DSS (Dengue Syok Sindrom)

A. DEFINISI

Dengue Haemoragic Fever (DHF) adalah penyakit demam akut yang disertai dengan adanya manifestasi
perdarahan, yang bertendensi mengakibatkan renjatan yang dapat menyebabkan kematian (Arief Mansjoer
&Suprohaita; 2000).

Dengue Haemoragic Fever (DHF) adalah infeksi akut yang disebabkan oleh Arbovirus (arthropodborn virus) dan
ditularkan melalui gigitan nyamuk Aedes Aegypti dan Aedes Albopictus. (Ngastiyah, 1995).

Dengue Haemoragic Fever (DHF) adalah suatu penyakit infeksi yang disebabkan oleh virus dengue dengan tipe I –
IV dengan infestasi klinis dengan 5 – 7 hari disertai gejala perdarahan dan jika timbul tengatan angka kematiannya
cukup tinggi (UPF IKA, 1994).

B. ETIOLOGI

1. Virus dengue

Virus dengue yang menjadi penyebab penyakit ini termasuk ke dalam Arbovirus (Arthropodborn virus) group B, tetapi
dari empat tipe yaitu virus dengue tipe 1,2,3 dan 4 keempat tipe virus dengue tersebut terdapat di Indonesia dan
dapat dibedakan satu dari yang lainnya secara serologis virus dengue yang termasuk dalam genus flavivirus ini
berdiameter 40 nonometer dapat berkembang biak dengan baik pada berbagai macam kultur jaringan baik yang
berasal dari sel – sel mamalia misalnya sel BHK (Babby Homster Kidney) maupun sel – sel Arthropoda misalnya sel
aedes Albopictus. (Soedarto, 1990).

2. Vektor

Virus dengue serotipe 1, 2, 3, dan 4 yang ditularkan melalui vektor yaitu nyamuk aedes aegypti, nyamuk aedes
albopictus, aedes polynesiensis dan beberapa spesies lain merupakan vektor yang kurang berperan.infeksi dengan
salah satu serotipe akan menimbulkan antibodi seumur hidup terhadap serotipe bersangkutan tetapi tidak ada
perlindungan terhadap serotipe jenis yang lainnya (Arief Mansjoer &Suprohaita; 2000; 420).

Nyamuk Aedes Aegypti maupun Aedes Albopictus merupakan vektor penularan virus dengue dari penderita kepada
orang lainnya melalui gigitannya nyamuk Aedes Aegyeti merupakan vektor penting di daerah perkotaan (Viban)
sedangkan di daerah pedesaan (rural) kedua nyamuk tersebut berperan dalam penularan.
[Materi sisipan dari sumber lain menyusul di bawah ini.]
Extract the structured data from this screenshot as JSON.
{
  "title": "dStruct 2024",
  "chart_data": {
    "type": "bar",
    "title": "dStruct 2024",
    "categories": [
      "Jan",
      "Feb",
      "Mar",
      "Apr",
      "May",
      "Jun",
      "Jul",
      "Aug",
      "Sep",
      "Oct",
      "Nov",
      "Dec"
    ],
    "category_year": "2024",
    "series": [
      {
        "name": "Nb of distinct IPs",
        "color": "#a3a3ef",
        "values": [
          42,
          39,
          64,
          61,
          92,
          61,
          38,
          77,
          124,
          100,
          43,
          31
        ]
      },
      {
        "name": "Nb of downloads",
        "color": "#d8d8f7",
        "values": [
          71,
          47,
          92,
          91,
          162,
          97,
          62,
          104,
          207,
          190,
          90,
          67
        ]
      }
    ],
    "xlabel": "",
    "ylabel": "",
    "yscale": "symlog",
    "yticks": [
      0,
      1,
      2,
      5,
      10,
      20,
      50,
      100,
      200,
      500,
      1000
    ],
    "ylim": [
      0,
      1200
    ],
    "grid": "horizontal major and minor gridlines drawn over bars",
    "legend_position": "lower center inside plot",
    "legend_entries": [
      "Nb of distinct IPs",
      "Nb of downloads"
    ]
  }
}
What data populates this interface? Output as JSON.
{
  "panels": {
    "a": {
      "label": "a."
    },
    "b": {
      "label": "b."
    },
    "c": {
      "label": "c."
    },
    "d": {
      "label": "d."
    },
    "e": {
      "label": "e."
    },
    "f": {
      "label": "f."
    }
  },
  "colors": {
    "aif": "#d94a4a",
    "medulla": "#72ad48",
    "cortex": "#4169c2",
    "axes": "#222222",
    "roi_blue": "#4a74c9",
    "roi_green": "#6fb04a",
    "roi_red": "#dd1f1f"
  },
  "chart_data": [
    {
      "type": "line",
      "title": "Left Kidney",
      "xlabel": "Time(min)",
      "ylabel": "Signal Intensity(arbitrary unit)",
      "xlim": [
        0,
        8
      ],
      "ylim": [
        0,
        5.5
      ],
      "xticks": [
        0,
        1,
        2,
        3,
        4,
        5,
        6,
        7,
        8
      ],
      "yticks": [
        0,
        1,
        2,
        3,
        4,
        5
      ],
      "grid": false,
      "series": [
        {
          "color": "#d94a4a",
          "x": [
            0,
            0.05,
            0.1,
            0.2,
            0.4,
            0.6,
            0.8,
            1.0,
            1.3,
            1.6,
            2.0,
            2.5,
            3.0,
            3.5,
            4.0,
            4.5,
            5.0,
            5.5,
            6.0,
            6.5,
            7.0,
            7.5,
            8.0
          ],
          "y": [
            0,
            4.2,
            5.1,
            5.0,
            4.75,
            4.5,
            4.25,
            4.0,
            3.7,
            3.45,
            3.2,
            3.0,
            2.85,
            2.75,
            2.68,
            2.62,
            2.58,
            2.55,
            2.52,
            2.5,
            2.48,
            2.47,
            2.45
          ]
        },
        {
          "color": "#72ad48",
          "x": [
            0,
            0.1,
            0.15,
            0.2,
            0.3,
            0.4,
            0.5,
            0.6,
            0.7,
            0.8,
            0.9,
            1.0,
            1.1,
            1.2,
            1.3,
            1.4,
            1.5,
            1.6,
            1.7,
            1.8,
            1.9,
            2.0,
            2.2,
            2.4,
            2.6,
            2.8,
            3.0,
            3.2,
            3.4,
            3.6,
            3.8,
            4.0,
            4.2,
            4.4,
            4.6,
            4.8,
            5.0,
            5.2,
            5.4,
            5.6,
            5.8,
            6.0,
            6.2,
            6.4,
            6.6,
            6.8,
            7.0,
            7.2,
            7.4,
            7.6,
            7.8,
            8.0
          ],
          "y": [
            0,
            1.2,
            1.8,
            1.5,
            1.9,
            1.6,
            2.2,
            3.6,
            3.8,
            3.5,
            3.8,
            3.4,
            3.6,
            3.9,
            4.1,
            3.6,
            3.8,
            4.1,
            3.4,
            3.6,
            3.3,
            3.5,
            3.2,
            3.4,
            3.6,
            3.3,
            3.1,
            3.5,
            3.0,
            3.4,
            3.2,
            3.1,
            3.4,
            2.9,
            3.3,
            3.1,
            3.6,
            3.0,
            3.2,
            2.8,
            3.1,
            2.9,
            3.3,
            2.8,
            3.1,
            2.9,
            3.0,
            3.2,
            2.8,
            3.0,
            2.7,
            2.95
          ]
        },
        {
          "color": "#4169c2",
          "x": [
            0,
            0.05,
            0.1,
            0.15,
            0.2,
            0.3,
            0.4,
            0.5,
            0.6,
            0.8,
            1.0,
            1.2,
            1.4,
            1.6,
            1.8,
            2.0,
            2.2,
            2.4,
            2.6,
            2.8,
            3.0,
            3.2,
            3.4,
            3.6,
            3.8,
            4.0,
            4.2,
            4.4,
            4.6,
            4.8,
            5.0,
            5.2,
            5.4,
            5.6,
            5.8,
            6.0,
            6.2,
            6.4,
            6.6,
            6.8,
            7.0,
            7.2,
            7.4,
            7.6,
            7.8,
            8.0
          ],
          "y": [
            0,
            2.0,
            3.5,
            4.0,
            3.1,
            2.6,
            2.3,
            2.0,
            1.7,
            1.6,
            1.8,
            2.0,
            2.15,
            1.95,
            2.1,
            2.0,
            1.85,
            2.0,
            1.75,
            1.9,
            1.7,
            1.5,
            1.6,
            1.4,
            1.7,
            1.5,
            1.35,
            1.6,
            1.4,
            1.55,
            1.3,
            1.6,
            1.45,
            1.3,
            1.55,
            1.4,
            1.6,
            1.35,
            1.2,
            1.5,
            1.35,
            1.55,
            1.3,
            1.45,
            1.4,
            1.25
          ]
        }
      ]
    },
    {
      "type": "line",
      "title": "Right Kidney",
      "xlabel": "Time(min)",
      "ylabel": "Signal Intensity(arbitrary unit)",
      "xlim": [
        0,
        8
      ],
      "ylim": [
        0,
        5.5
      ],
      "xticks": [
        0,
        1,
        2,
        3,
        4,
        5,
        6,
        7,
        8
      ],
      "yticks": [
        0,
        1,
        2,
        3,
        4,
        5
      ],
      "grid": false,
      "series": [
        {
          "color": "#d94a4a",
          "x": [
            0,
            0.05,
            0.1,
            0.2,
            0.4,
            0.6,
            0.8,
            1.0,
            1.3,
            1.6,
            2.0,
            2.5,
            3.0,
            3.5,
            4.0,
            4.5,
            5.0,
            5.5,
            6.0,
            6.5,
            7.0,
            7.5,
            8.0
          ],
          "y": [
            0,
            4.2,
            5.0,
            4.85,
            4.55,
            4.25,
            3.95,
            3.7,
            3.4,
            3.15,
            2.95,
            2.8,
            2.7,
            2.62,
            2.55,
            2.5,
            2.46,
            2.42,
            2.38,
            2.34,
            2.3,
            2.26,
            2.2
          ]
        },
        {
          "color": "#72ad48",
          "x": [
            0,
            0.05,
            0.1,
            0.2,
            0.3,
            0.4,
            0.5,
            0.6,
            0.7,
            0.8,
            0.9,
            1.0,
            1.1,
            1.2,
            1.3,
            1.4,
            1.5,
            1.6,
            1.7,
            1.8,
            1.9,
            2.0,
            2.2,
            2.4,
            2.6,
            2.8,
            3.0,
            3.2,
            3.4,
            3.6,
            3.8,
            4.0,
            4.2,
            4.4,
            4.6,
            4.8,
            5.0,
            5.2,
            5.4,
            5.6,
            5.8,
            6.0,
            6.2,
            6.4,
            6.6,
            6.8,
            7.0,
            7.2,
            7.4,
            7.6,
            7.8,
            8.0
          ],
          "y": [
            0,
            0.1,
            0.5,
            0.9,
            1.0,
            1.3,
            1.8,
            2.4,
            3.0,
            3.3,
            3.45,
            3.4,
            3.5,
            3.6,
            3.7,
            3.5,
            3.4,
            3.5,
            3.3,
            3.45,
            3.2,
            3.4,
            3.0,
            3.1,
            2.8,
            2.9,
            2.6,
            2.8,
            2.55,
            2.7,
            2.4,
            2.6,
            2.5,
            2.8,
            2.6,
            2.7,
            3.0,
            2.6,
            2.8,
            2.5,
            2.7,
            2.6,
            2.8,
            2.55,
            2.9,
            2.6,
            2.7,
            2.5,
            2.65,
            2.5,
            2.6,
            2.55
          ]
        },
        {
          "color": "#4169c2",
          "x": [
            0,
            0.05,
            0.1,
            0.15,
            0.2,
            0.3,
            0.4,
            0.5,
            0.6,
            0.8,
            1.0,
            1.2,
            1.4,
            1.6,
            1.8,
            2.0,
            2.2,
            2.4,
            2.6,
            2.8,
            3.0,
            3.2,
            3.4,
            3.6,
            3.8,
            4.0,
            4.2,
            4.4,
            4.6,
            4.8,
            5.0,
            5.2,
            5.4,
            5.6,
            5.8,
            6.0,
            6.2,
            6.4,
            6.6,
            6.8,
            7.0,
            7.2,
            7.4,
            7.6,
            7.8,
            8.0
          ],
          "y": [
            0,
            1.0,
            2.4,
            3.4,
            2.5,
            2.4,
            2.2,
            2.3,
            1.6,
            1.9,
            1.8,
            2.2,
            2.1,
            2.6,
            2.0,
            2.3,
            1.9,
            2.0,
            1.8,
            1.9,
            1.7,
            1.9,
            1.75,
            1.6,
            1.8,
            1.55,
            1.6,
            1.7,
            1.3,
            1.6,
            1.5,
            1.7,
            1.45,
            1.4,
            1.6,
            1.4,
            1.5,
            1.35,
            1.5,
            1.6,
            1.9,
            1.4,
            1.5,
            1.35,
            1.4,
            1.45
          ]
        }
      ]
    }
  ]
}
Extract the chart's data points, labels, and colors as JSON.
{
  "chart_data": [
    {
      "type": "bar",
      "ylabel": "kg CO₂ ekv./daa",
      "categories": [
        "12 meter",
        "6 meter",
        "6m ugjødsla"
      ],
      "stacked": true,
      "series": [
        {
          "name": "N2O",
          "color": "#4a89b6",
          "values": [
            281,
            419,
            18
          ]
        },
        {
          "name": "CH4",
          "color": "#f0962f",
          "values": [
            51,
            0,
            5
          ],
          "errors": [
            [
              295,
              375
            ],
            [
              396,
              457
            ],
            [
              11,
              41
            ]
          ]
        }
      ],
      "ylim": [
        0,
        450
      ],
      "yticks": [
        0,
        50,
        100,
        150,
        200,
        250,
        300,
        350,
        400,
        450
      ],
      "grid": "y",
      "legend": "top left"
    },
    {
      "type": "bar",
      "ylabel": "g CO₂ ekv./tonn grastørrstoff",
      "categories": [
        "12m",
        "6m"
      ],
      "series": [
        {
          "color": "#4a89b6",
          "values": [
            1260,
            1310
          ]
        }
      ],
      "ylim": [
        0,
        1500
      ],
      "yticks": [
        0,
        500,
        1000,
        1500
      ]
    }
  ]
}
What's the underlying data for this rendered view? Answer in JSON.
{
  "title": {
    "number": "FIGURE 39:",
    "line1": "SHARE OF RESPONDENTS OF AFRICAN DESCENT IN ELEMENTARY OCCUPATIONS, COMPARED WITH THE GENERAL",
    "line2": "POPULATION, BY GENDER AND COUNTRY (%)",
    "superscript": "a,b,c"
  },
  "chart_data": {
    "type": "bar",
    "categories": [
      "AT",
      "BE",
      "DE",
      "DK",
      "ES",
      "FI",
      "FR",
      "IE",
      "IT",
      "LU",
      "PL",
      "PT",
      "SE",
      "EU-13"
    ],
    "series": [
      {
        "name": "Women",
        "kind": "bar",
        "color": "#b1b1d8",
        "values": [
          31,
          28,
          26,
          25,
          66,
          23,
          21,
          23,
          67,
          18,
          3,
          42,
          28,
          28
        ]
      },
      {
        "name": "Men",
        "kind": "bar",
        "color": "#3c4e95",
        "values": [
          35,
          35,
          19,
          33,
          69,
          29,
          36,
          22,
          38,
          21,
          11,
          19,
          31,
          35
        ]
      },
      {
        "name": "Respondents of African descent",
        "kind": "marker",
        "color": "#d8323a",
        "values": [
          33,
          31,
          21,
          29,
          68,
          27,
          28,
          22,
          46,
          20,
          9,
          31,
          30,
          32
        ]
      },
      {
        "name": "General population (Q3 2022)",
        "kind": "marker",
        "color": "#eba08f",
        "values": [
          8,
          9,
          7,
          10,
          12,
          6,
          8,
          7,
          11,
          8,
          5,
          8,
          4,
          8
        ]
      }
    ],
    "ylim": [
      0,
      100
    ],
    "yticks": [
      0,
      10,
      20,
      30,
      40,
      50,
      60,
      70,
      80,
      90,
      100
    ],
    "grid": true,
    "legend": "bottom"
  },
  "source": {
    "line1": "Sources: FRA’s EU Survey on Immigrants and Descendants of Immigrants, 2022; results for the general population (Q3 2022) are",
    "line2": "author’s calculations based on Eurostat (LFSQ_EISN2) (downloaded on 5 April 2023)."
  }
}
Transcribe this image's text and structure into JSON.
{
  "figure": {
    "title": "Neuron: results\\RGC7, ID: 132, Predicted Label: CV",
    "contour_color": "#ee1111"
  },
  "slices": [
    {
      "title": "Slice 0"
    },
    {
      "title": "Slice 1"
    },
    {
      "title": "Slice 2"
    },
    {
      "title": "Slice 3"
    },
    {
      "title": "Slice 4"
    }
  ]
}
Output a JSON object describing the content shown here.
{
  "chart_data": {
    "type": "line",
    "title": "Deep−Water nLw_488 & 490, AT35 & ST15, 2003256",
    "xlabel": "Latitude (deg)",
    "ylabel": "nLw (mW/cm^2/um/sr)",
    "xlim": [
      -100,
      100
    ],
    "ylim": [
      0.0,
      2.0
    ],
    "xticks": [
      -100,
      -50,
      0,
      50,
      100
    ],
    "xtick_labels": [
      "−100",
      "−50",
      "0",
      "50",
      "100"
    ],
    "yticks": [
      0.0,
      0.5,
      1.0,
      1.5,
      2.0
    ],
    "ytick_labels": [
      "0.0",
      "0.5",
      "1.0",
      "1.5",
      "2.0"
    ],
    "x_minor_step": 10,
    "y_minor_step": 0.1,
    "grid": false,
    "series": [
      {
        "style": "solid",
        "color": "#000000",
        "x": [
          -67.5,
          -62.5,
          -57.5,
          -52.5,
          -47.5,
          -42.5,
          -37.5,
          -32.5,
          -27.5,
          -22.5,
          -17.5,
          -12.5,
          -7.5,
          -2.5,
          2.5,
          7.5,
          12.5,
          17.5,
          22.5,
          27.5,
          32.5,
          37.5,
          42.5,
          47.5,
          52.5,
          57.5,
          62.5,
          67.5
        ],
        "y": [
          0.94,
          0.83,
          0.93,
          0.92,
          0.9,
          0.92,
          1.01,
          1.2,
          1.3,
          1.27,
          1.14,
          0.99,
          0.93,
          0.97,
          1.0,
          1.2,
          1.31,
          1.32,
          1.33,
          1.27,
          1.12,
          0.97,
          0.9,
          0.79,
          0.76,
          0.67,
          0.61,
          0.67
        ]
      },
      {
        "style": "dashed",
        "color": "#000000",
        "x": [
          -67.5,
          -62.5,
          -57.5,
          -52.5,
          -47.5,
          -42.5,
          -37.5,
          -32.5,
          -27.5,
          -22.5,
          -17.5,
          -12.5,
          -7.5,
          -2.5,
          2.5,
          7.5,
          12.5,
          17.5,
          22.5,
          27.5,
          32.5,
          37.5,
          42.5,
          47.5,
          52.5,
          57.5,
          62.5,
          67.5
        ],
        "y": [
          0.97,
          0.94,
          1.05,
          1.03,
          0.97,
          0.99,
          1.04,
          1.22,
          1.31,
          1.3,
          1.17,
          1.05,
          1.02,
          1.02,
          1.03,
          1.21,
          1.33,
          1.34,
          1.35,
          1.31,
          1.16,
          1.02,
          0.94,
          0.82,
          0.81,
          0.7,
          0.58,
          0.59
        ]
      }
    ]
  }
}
Nyamuk Aedes
berkembang biak pada genangan Air bersih yang terdapat bejana – bejana yang terdapat di dalam rumah (Aedes
Aegypti) maupun yang terdapat di luar rumah di lubang – lubang pohon di dalam potongan bambu, dilipatan daun
dan genangan air bersih alami lainnya ( Aedes Albopictus). Nyamuk betina lebih menyukai menghisap darah
korbannya pada siang hari terutama pada waktu pagi hari dan senja hari. (Soedarto, 1990).

3. Host

Jika seseorang mendapat infeksi dengue untuk pertama kalinya maka ia akan mendapatkan imunisasi yang spesifik
tetapi tidak sempurna, sehingga ia masih mungkin untuk terinfeksi virus dengue yang sama tipenya maupun virus
dengue tipe lainnya. Dengue Haemoragic Fever (DHF) akan terjadi jika seseorang yang pernah mendapatkan infeksi
virus dengue tipe tertentu mendapatkan infeksi ulangan untuk kedua kalinya atau lebih dengan pula terjadi pada bayi
yang mendapat infeksi virus dengue untuk pertama kalinya jika ia telah mendapat imunitas terhadap dengue dari
ibunya melalui plasenta. (Soedarto, 1990).

C. PATOFISIOLOGI

Virus dengue yang telah masuk ketubuh penderita akan menimbulkan virtemia. Hal tersebut menyebabkan
pengaktifan complement sehingga terjadi komplek imun Antibodi – virus pengaktifan tersebut akan membetuk dan
melepaskan zat (C3a, C5a, bradikinin, serotinin, trombin, Histamin), yang akan merangsang PGE2 di Hipotalamus
sehingga terjadi termo regulasi instabil yaitu hipertermia yang akan meningkatkan reabsorbsi Na+ dan air sehingga
terjadi hipovolemi. Hipovolemi juga dapat disebabkan peningkatkan permeabilitas dinding pembuluh darah yang
menyebabkan kebocoran palsma. Adanya komplek imun antibodi – virus juga menimbulkan Agregasi trombosit
sehingga terjadi gangguan fungsi trombosit, trombositopeni, coagulopati. Ketiga hal tersebut menyebabkan
perdarahan berlebihan yang jika berlanjut terjadi shock dan jika shock tidak teratasi terjadi Hipoxia jaringan dan
akhirnya terjadi Asidosis metabolik. Asidosis metabolik juga disebabkan karena kebocoran plasma yang akhirnya
tejadi perlemahan sirkulasi sistemik sehingga perfusi jaringan menurun jika tidak teratasi terjadi hipoxia jaringan.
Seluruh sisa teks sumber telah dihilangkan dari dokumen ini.